Create a Pandas Dataframe with Records
We’ll create a pandas data frame of employee records, with each record containing the following fields:
- name
- age
- department
- salary
We’ll then use Faker to create and insert 100 records into the employees
dataframe:
# Create a Faker instance
fake = Faker()
Faker.seed(27)
# Generate fake employee data
num_employees = 100
employee_data = []
for _ in range(num_employees):
name = fake.name()
age = fake.random_int(min=22, max=60)
department = fake.random_element(elements=('HR', 'Finance', 'Engineering', 'IT', 'Sales', 'Marketing'))
salary = fake.random_int(min=30000, max=120000)
employee_data.append([name, age, department, salary])
# Create a DataFrame with the generated data
columns = ['Name', 'Age', 'Department', 'Salary']
employee_df = pd.DataFrame(employee_data, columns=columns)
Because we set the seed, we’ll get the same records whenever we run this code. We can call the head()
method with 10 as the argument to inspect the first 10 rows of the employees
dataframe:
employee_df.head(10)
To get descriptive statistics of the numeric columns (age and salary), we can call the describe()
method as shown:
employee_df.describe()
Visualizing Age Distribution
First, let’s plot a histogram to understand the distribution of ages of employees.
# Create a histogram for age distribution
plt.figure(figsize=(8, 6),dpi=150)
employee_df['Age'].plot(kind='hist', bins=20, title='Age Distribution')
plt.xlabel('Age')
plt.ylabel('Frequency')
plt.show()
Visualizing Department Distribution
We can also create a bar plot to understand the number of employees in each department. This helps get an idea of the representation of each department within the organization.
# Create a bar chart for department distribution
plt.figure(figsize=(8, 6),dpi=150)
department_counts = employee_df['Department'].value_counts()
department_counts.plot(kind='bar', title='Department Distribution')
plt.xlabel('Department')
plt.ylabel('Count')
plt.xticks(rotation=45)
plt.show()
Visualizing Salary Distribution by Department
Next, let’s visualize the salary distribution by the department. We’ve used a box plot as it helps understand the spread of values. If the spread is too large, you can use a log scale by setting the y-axis scale to “log”.

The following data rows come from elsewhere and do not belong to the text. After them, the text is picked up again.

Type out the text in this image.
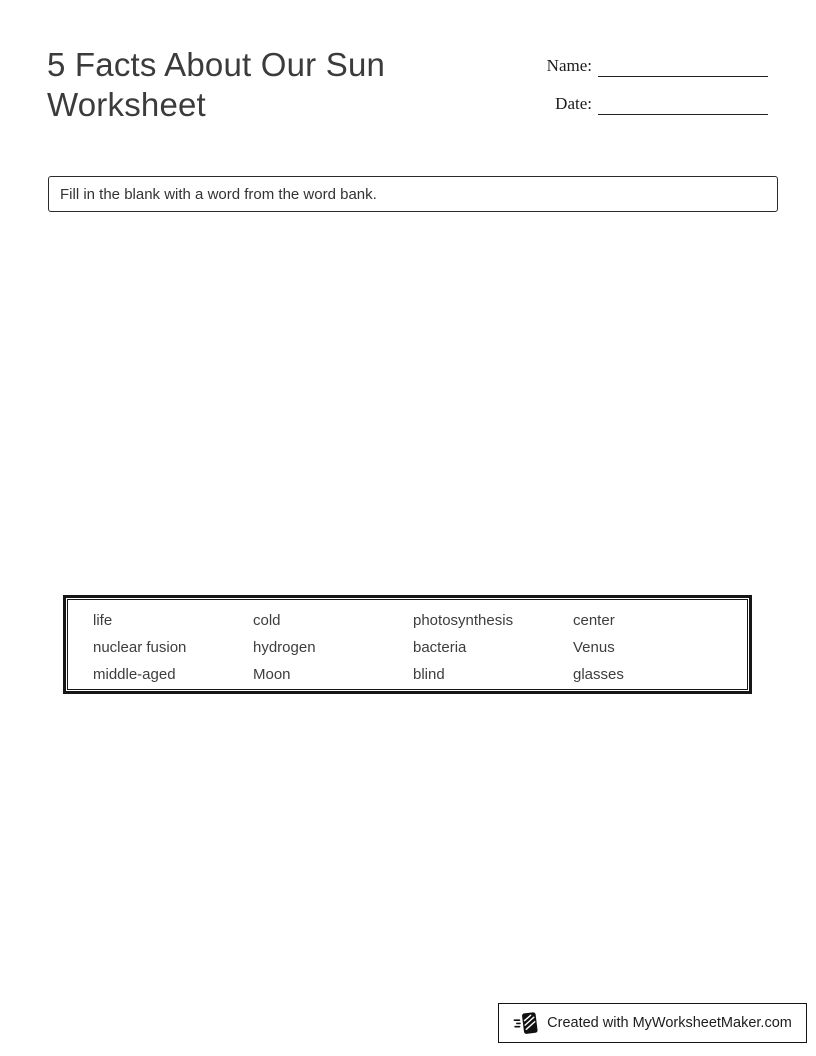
5 Facts About Our Sun Worksheet
Name:
Date:
Fill in the blank with a word from the word bank.
life	cold	photosynthesis	center
nuclear fusion	hydrogen	bacteria	Venus
middle-aged	Moon	blind	glasses
Created with MyWorksheetMaker.com
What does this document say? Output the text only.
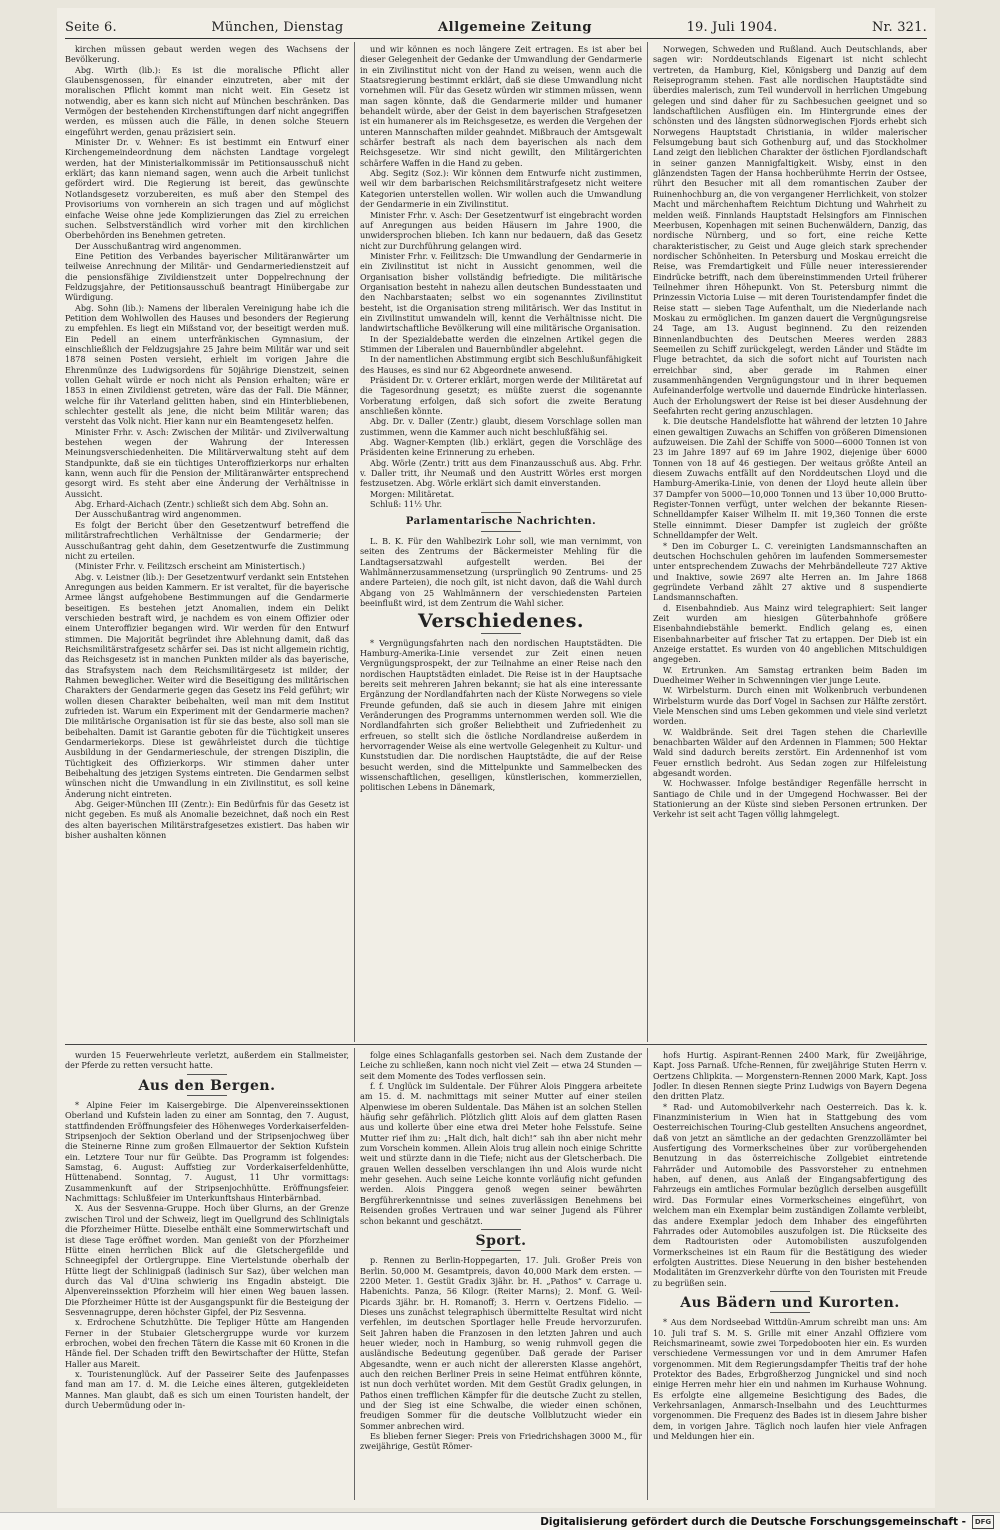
Seite 6.	München, Dienstag	Allgemeine Zeitung	19. Juli 1904.	Nr. 321.

kirchen müssen gebaut werden wegen des Wachsens der Bevölkerung.

Abg. Wirth (lib.): Es ist die moralische Pflicht aller Glaubensgenossen, für einander einzutreten, aber mit der moralischen Pflicht kommt man nicht weit. Ein Gesetz ist notwendig, aber es kann sich nicht auf München beschränken. Das Vermögen der bestehenden Kirchenstiftungen darf nicht angegriffen werden, es müssen auch die Fälle, in denen solche Steuern eingeführt werden, genau präzisiert sein.

Minister Dr. v. Wehner: Es ist bestimmt ein Entwurf einer Kirchengemeindeordnung dem nächsten Landtage vorgelegt werden, hat der Ministerialkommissär im Petitionsausschuß nicht erklärt; das kann niemand sagen, wenn auch die Arbeit tunlichst gefördert wird. Die Regierung ist bereit, das gewünschte Notlandsgesetz vorzubereiten, es muß aber den Stempel des Provisoriums von vornherein an sich tragen und auf möglichst einfache Weise ohne jede Komplizierungen das Ziel zu erreichen suchen. Selbstverständlich wird vorher mit den kirchlichen Oberbehörden ins Benehmen getreten.

Der Ausschußantrag wird angenommen.

Eine Petition des Verbandes bayerischer Militäranwärter um teilweise Anrechnung der Militär- und Gendarmeriedienstzeit auf die pensionsfähige Zivildienstzeit unter Doppelrechnung der Feldzugsjahre, der Petitionsausschuß beantragt Hinübergabe zur Würdigung.

Abg. Sohn (lib.): Namens der liberalen Vereinigung habe ich die Petition dem Wohlwollen des Hauses und besonders der Regierung zu empfehlen. Es liegt ein Mißstand vor, der beseitigt werden muß. Ein Pedell an einem unterfränkischen Gymnasium, der einschließlich der Feldzugsjahre 25 Jahre beim Militär war und seit 1878 seinen Posten versieht, erhielt im vorigen Jahre die Ehrenmünze des Ludwigsordens für 50jährige Dienstzeit, seinen vollen Gehalt würde er noch nicht als Pension erhalten; wäre er 1853 in einen Zivildienst getreten, wäre das der Fall. Die Männer, welche für ihr Vaterland gelitten haben, sind ein Hinterbliebenen, schlechter gestellt als jene, die nicht beim Militär waren; das versteht das Volk nicht. Hier kann nur ein Beamtengesetz helfen.

Minister Frhr. v. Asch: Zwischen der Militär- und Zivilverwaltung bestehen wegen der Wahrung der Interessen Meinungsverschiedenheiten. Die Militärverwaltung steht auf dem Standpunkte, daß sie ein tüchtiges Unteroffizierkorps nur erhalten kann, wenn auch für die Pension der Militäranwärter entsprechend gesorgt wird. Es steht aber eine Änderung der Verhältnisse in Aussicht.

Abg. Erhard-Aichach (Zentr.) schließt sich dem Abg. Sohn an.

Der Ausschußantrag wird angenommen.

Es folgt der Bericht über den Gesetzentwurf betreffend die militärstrafrechtlichen Verhältnisse der Gendarmerie; der Ausschußantrag geht dahin, dem Gesetzentwurfe die Zustimmung nicht zu erteilen.

(Minister Frhr. v. Feilitzsch erscheint am Ministertisch.)

Abg. v. Leistner (lib.): Der Gesetzentwurf verdankt sein Entstehen Anregungen aus beiden Kammern. Er ist veraltet, für die bayerische Armee längst aufgehobene Bestimmungen auf die Gendarmerie beseitigen. Es bestehen jetzt Anomalien, indem ein Delikt verschieden bestraft wird, je nachdem es von einem Offizier oder einem Unteroffizier begangen wird. Wir werden für den Entwurf stimmen. Die Majorität begründet ihre Ablehnung damit, daß das Reichsmilitärstrafgesetz schärfer sei. Das ist nicht allgemein richtig, das Reichsgesetz ist in manchen Punkten milder als das bayerische, das Strafsystem nach dem Reichsmilitärgesetz ist milder, der Rahmen beweglicher. Weiter wird die Beseitigung des militärischen Charakters der Gendarmerie gegen das Gesetz ins Feld geführt; wir wollen diesen Charakter beibehalten, weil man mit dem Institut zufrieden ist. Warum ein Experiment mit der Gendarmerie machen? Die militärische Organisation ist für sie das beste, also soll man sie beibehalten. Damit ist Garantie geboten für die Tüchtigkeit unseres Gendarmeriekorps. Diese ist gewährleistet durch die tüchtige Ausbildung in der Gendarmerieschule, der strengen Disziplin, die Tüchtigkeit des Offizierkorps. Wir stimmen daher unter Beibehaltung des jetzigen Systems eintreten. Die Gendarmen selbst wünschen nicht die Umwandlung in ein Zivilinstitut, es soll keine Änderung nicht eintreten.

Abg. Geiger-München III (Zentr.): Ein Bedürfnis für das Gesetz ist nicht gegeben. Es muß als Anomalie bezeichnet, daß noch ein Rest des alten bayerischen Militärstrafgesetzes existiert. Das haben wir bisher aushalten können

und wir können es noch längere Zeit ertragen. Es ist aber bei dieser Gelegenheit der Gedanke der Umwandlung der Gendarmerie in ein Zivilinstitut nicht von der Hand zu weisen, wenn auch die Staatsregierung bestimmt erklärt, daß sie diese Umwandlung nicht vornehmen will. Für das Gesetz würden wir stimmen müssen, wenn man sagen könnte, daß die Gendarmerie milder und humaner behandelt würde, aber der Geist in dem bayerischen Strafgesetzen ist ein humanerer als im Reichsgesetze, es werden die Vergehen der unteren Mannschaften milder geahndet. Mißbrauch der Amtsgewalt schärfer bestraft als nach dem bayerischen als nach dem Reichsgesetze. Wir sind nicht gewillt, den Militärgerichten schärfere Waffen in die Hand zu geben.

Abg. Segitz (Soz.): Wir können dem Entwurfe nicht zustimmen, weil wir dem barbarischen Reichsmilitärstrafgesetz nicht weitere Kategorien unterstellen wollen. Wir wollen auch die Umwandlung der Gendarmerie in ein Zivilinstitut.

Minister Frhr. v. Asch: Der Gesetzentwurf ist eingebracht worden auf Anregungen aus beiden Häusern im Jahre 1900, die unwidersprochen blieben. Ich kann nur bedauern, daß das Gesetz nicht zur Durchführung gelangen wird.

Minister Frhr. v. Feilitzsch: Die Umwandlung der Gendarmerie in ein Zivilinstitut ist nicht in Aussicht genommen, weil die Organisation bisher vollständig befriedigte. Die militärische Organisation besteht in nahezu allen deutschen Bundesstaaten und den Nachbarstaaten; selbst wo ein sogenanntes Zivilinstitut besteht, ist die Organisation streng militärisch. Wer das Institut in ein Zivilinstitut umwandeln will, kennt die Verhältnisse nicht. Die landwirtschaftliche Bevölkerung will eine militärische Organisation.

In der Spezialdebatte werden die einzelnen Artikel gegen die Stimmen der Liberalen und Bauernbündler abgelehnt.

In der namentlichen Abstimmung ergibt sich Beschlußunfähigkeit des Hauses, es sind nur 62 Abgeordnete anwesend.

Präsident Dr. v. Orterer erklärt, morgen werde der Militäretat auf die Tagesordnung gesetzt; es müßte zuerst die sogenannte Vorberatung erfolgen, daß sich sofort die zweite Beratung anschließen könnte.

Abg. Dr. v. Daller (Zentr.) glaubt, diesem Vorschlage sollen man zustimmen, wenn die Kammer auch nicht beschlußfähig sei.

Abg. Wagner-Kempten (lib.) erklärt, gegen die Vorschläge des Präsidenten keine Erinnerung zu erheben.

Abg. Wörle (Zentr.) tritt aus dem Finanzausschuß aus. Abg. Frhr. v. Daller tritt, ihr Neumaß und den Austritt Wörles erst morgen festzusetzen. Abg. Wörle erklärt sich damit einverstanden.

Morgen: Militäretat.

Schluß: 11½ Uhr.

Parlamentarische Nachrichten.

L. B. K. Für den Wahlbezirk Lohr soll, wie man vernimmt, von seiten des Zentrums der Bäckermeister Mehling für die Landtagsersatzwahl aufgestellt werden. Bei der Wahlmännerzusammensetzung (ursprünglich 90 Zentrums- und 25 andere Parteien), die noch gilt, ist nicht davon, daß die Wahl durch Abgang von 25 Wahlmännern der verschiedensten Parteien beeinflußt wird, ist dem Zentrum die Wahl sicher.

Verschiedenes.

* Vergnügungsfahrten nach den nordischen Hauptstädten. Die Hamburg-Amerika-Linie versendet zur Zeit einen neuen Vergnügungsprospekt, der zur Teilnahme an einer Reise nach den nordischen Hauptstädten einladet. Die Reise ist in der Hauptsache bereits seit mehreren Jahren bekannt; sie hat als eine interessante Ergänzung der Nordlandfahrten nach der Küste Norwegens so viele Freunde gefunden, daß sie auch in diesem Jahre mit einigen Veränderungen des Programms unternommen werden soll. Wie die Nordlandfahrten sich großer Beliebtheit und Zufriedenheit zu erfreuen, so stellt sich die östliche Nordlandreise außerdem in hervorragender Weise als eine wertvolle Gelegenheit zu Kultur- und Kunststudien dar. Die nordischen Hauptstädte, die auf der Reise besucht werden, sind die Mittelpunkte und Sammelbecken des wissenschaftlichen, geselligen, künstlerischen, kommerziellen, politischen Lebens in Dänemark,

Norwegen, Schweden und Rußland. Auch Deutschlands, aber sagen wir: Norddeutschlands Eigenart ist nicht schlecht vertreten, da Hamburg, Kiel, Königsberg und Danzig auf dem Reiseprogramm stehen. Fast alle nordischen Hauptstädte sind überdies malerisch, zum Teil wundervoll in herrlichen Umgebung gelegen und sind daher für zu Sachbesuchen geeignet und so landschaftlichen Ausflügen ein. Im Hintergrunde eines der schönsten und des längsten südnorwegischen Fjords erhebt sich Norwegens Hauptstadt Christiania, in wilder malerischer Felsumgebung baut sich Gothenburg auf, und das Stockholmer Land zeigt den lieblichen Charakter der östlichen Fjordlandschaft in seiner ganzen Mannigfaltigkeit. Wisby, einst in den glänzendsten Tagen der Hansa hochberühmte Herrin der Ostsee, rührt den Besucher mit all dem romantischen Zauber der Ruinenhochburg an, die von vergangener Herrlichkeit, von stolzer Macht und märchenhaftem Reichtum Dichtung und Wahrheit zu melden weiß. Finnlands Hauptstadt Helsingfors am Finnischen Meerbusen, Kopenhagen mit seinen Buchenwäldern, Danzig, das nordische Nürnberg, und so fort, eine reiche Kette charakteristischer, zu Geist und Auge gleich stark sprechender nordischer Schönheiten. In Petersburg und Moskau erreicht die Reise, was Fremdartigkeit und Fülle neuer interessierender Eindrücke betrifft, nach dem übereinstimmenden Urteil früherer Teilnehmer ihren Höhepunkt. Von St. Petersburg nimmt die Prinzessin Victoria Luise — mit deren Touristendampfer findet die Reise statt — sieben Tage Aufenthalt, um die Niederlande nach Moskau zu ermöglichen. Im ganzen dauert die Vergnügungsreise 24 Tage, am 13. August beginnend. Zu den reizenden Binnenlandbuchten des Deutschen Meeres werden 2883 Seemeilen zu Schiff zurückgelegt, werden Länder und Städte im Fluge betrachtet, da sich die sofort nicht auf Touristen nach erreichbar sind, aber gerade im Rahmen einer zusammenhängenden Vergnügungstour und in ihrer bequemen Aufeinanderfolge wertvolle und dauernde Eindrücke hinterlassen. Auch der Erholungswert der Reise ist bei dieser Ausdehnung der Seefahrten recht gering anzuschlagen.

k. Die deutsche Handelsflotte hat während der letzten 10 Jahre einen gewaltigen Zuwachs an Schiffen von größeren Dimensionen aufzuweisen. Die Zahl der Schiffe von 5000—6000 Tonnen ist von 23 im Jahre 1897 auf 69 im Jahre 1902, diejenige über 6000 Tonnen von 18 auf 46 gestiegen. Der weitaus größte Anteil an diesem Zuwachs entfällt auf den Norddeutschen Lloyd und die Hamburg-Amerika-Linie, von denen der Lloyd heute allein über 37 Dampfer von 5000—10,000 Tonnen und 13 über 10,000 Brutto-Register-Tonnen verfügt, unter welchen der bekannte Riesen-Schnelldampfer Kaiser Wilhelm II. mit 19,360 Tonnen die erste Stelle einnimmt. Dieser Dampfer ist zugleich der größte Schnelldampfer der Welt.

* Den im Coburger L. C. vereinigten Landsmannschaften an deutschen Hochschulen gehören im laufenden Sommersemester unter entsprechendem Zuwachs der Mehrbändelleute 727 Aktive und Inaktive, sowie 2697 alte Herren an. Im Jahre 1868 gegründete Verband zählt 27 aktive und 8 suspendierte Landsmannschaften.

d. Eisenbahndieb. Aus Mainz wird telegraphiert: Seit langer Zeit wurden am hiesigen Güterbahnhofe größere Eisenbahndiebstähle bemerkt. Endlich gelang es, einen Eisenbahnarbeiter auf frischer Tat zu ertappen. Der Dieb ist ein Anzeige erstattet. Es wurden von 40 angeblichen Mitschuldigen angegeben.

W. Ertrunken. Am Samstag ertranken beim Baden im Duedheimer Weiher in Schwenningen vier junge Leute.

W. Wirbelsturm. Durch einen mit Wolkenbruch verbundenen Wirbelsturm wurde das Dorf Vogel in Sachsen zur Hälfte zerstört. Viele Menschen sind ums Leben gekommen und viele sind verletzt worden.

W. Waldbrände. Seit drei Tagen stehen die Charleville benachbarten Wälder auf den Ardennen in Flammen; 500 Hektar Wald sind dadurch bereits zerstört. Ein Ardennenhof ist vom Feuer ernstlich bedroht. Aus Sedan zogen zur Hilfeleistung abgesandt worden.

W. Hochwasser. Infolge beständiger Regenfälle herrscht in Santiago de Chile und in der Umgegend Hochwasser. Bei der Stationierung an der Küste sind sieben Personen ertrunken. Der Verkehr ist seit acht Tagen völlig lahmgelegt.

wurden 15 Feuerwehrleute verletzt, außerdem ein Stallmeister, der Pferde zu retten versucht hatte.

Aus den Bergen.

* Alpine Feier im Kaisergebirge. Die Alpenvereinssektionen Oberland und Kufstein laden zu einer am Sonntag, den 7. August, stattfindenden Eröffnungsfeier des Höhenweges Vorderkaiserfelden-Stripsenjoch der Sektion Oberland und der Stripsenjochweg über die Steinerne Rinne zum großen Ellmauertor der Sektion Kufstein ein. Letztere Tour nur für Geübte. Das Programm ist folgendes: Samstag, 6. August: Auffstieg zur Vorderkaiserfeldenhütte, Hüttenabend. Sonntag, 7. August, 11 Uhr vormittags: Zusammenkunft auf der Stripsenjochhütte. Eröffnungsfeier. Nachmittags: Schlußfeier im Unterkunftshaus Hinterbärnbad.

X. Aus der Sesvenna-Gruppe. Hoch über Glurns, an der Grenze zwischen Tirol und der Schweiz, liegt im Quellgrund des Schlinigtals die Pforzheimer Hütte. Dieselbe enthält eine Sommerwirtschaft und ist diese Tage eröffnet worden. Man genießt von der Pforzheimer Hütte einen herrlichen Blick auf die Gletschergefilde und Schneegipfel der Ortlergruppe. Eine Viertelstunde oberhalb der Hütte liegt der Schlinigpaß (ladinisch Sur Saz), über welchen man durch das Val d'Uina schwierig ins Engadin absteigt. Die Alpenvereinssektion Pforzheim will hier einen Weg bauen lassen. Die Pforzheimer Hütte ist der Ausgangspunkt für die Besteigung der Sesvennagruppe, deren höchster Gipfel, der Piz Sesvenna.

x. Erdrochene Schutzhütte. Die Tepliger Hütte am Hangenden Ferner in der Stubaier Gletschergruppe wurde vor kurzem erbrochen, wobei den frechen Tätern die Kasse mit 60 Kronen in die Hände fiel. Der Schaden trifft den Bewirtschafter der Hütte, Stefan Haller aus Mareit.

x. Touristenunglück. Auf der Passeirer Seite des Jaufenpasses fand man am 17. d. M. die Leiche eines älteren, gutgekleideten Mannes. Man glaubt, daß es sich um einen Touristen handelt, der durch Uebermüdung oder in-

folge eines Schlaganfalls gestorben sei. Nach dem Zustande der Leiche zu schließen, kann noch nicht viel Zeit — etwa 24 Stunden — seit dem Momente des Todes verflossen sein.

f. f. Unglück im Suldentale. Der Führer Alois Pinggera arbeitete am 15. d. M. nachmittags mit seiner Mutter auf einer steilen Alpenwiese im oberen Suldentale. Das Mähen ist an solchen Stellen häufig sehr gefährlich. Plötzlich glitt Alois auf dem glatten Rasen aus und kollerte über eine etwa drei Meter hohe Felsstufe. Seine Mutter rief ihm zu: „Halt dich, halt dich!“ sah ihn aber nicht mehr zum Vorschein kommen. Allein Alois trug allein noch einige Schritte weit und stürzte dann in die Tiefe; nicht aus der Gletscherbach. Die grauen Wellen desselben verschlangen ihn und Alois wurde nicht mehr gesehen. Auch seine Leiche konnte vorläufig nicht gefunden werden. Alois Pinggera genoß wegen seiner bewährten Bergführerkenntnisse und seines zuverlässigen Benehmens bei Reisenden großes Vertrauen und war seiner Jugend als Führer schon bekannt und geschätzt.

Sport.

p. Rennen zu Berlin-Hoppegarten, 17. Juli. Großer Preis von Berlin. 50,000 M. Gesamtpreis, davon 40,000 Mark dem ersten. — 2200 Meter. 1. Gestüt Gradix 3jähr. br. H. „Pathos“ v. Carrage u. Habenichts. Panza, 56 Kilogr. (Reiter Marns); 2. Monf. G. Weil-Picards 3jähr. br. H. Romanoff; 3. Herrn v. Oertzens Fidelio. — Dieses uns zunächst telegraphisch übermittelte Resultat wird nicht verfehlen, im deutschen Sportlager helle Freude hervorzurufen. Seit Jahren haben die Franzosen in den letzten Jahren und auch heuer wieder, noch in Hamburg, so wenig ruhmvoll gegen die ausländische Bedeutung gegenüber. Daß gerade der Pariser Abgesandte, wenn er auch nicht der allerersten Klasse angehört, auch den reichen Berliner Preis in seine Heimat entführen könnte, ist nun doch verhütet worden. Mit dem Gestüt Gradix gelungen, in Pathos einen trefflichen Kämpfer für die deutsche Zucht zu stellen, und der Sieg ist eine Schwalbe, die wieder einen schönen, freudigen Sommer für die deutsche Vollblutzucht wieder ein Sommer anbrechen wird.

Es blieben ferner Sieger: Preis von Friedrichshagen 3000 M., für zweijährige, Gestüt Römer-

hofs Hurtig. Aspirant-Rennen 2400 Mark, für Zweijährige, Kapt. Joss Parnaß. Ufche-Rennen, für zweijährige Stuten Herrn v. Oertzens Chlipkita. — Morgenstern-Rennen 2000 Mark, Kapt. Joss Jodler. In diesen Rennen siegte Prinz Ludwigs von Bayern Degena den dritten Platz.

* Rad- und Automobilverkehr nach Oesterreich. Das k. k. Finanzministerium in Wien hat in Stattgebung des vom Oesterreichischen Touring-Club gestellten Ansuchens angeordnet, daß von jetzt an sämtliche an der gedachten Grenzzollämter bei Ausfertigung des Vormerkscheines über zur vorübergehenden Benutzung in das österreichische Zollgebiet eintretende Fahrräder und Automobile des Passvorsteher zu entnehmen haben, auf denen, aus Anlaß der Eingangsabfertigung des Fahrzeugs ein amtliches Formular bezüglich derselben ausgefüllt wird. Das Formular eines Vormerkscheines eingeführt, von welchem man ein Exemplar beim zuständigen Zollamte verbleibt, das andere Exemplar jedoch dem Inhaber des eingeführten Fahrrades oder Automobiles auszufolgen ist. Die Rückseite des dem Radtouristen oder Automobilisten auszufolgenden Vormerkscheines ist ein Raum für die Bestätigung des wieder erfolgten Austrittes. Diese Neuerung in den bisher bestehenden Modalitäten im Grenzverkehr dürfte von den Touristen mit Freude zu begrüßen sein.

Aus Bädern und Kurorten.

* Aus dem Nordseebad Wittdün-Amrum schreibt man uns: Am 10. Juli traf S. M. S. Grille mit einer Anzahl Offiziere vom Reichsmarineamt, sowie zwei Torpedobooten hier ein. Es wurden verschiedene Vermessungen vor und in dem Amrumer Hafen vorgenommen. Mit dem Regierungsdampfer Theitis traf der hohe Protektor des Bades, Erbgroßherzog Jungnickel und sind noch einige Herren mehr hier ein und nahmen im Kurhause Wohnung. Es erfolgte eine allgemeine Besichtigung des Bades, die Verkehrsanlagen, Anmarsch-Inselbahn und des Leuchtturmes vorgenommen. Die Frequenz des Bades ist in diesem Jahre bisher dem, in vorigen Jahre. Täglich noch laufen hier viele Anfragen und Meldungen hier ein.

Digitalisierung gefördert durch die Deutsche Forschungsgemeinschaft -	DFG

# Create a box plot to visualize salary distribution by department
plt.figure(figsize=(8, 6),dpi=150)
plt.title('Salary Distribution by Department')
ax = sns.boxplot(x='Department', y='Salary', data=employee_df)
ax.set_yscale("log")
plt.xlabel('Department')
plt.ylabel('Salary (Log Scale)')
plt.xticks(rotation=45)
plt.show()
Conclusion
In this tutorial, we learned all about generating synthetic data with Faker.
We started by learning how to install Faker and generate different types of data, including text, profile information, dates, times, and more. Then, we looked at using Faker to populate databases and pandas data frames with sample data.
So, are you ready to use Faker in your next project?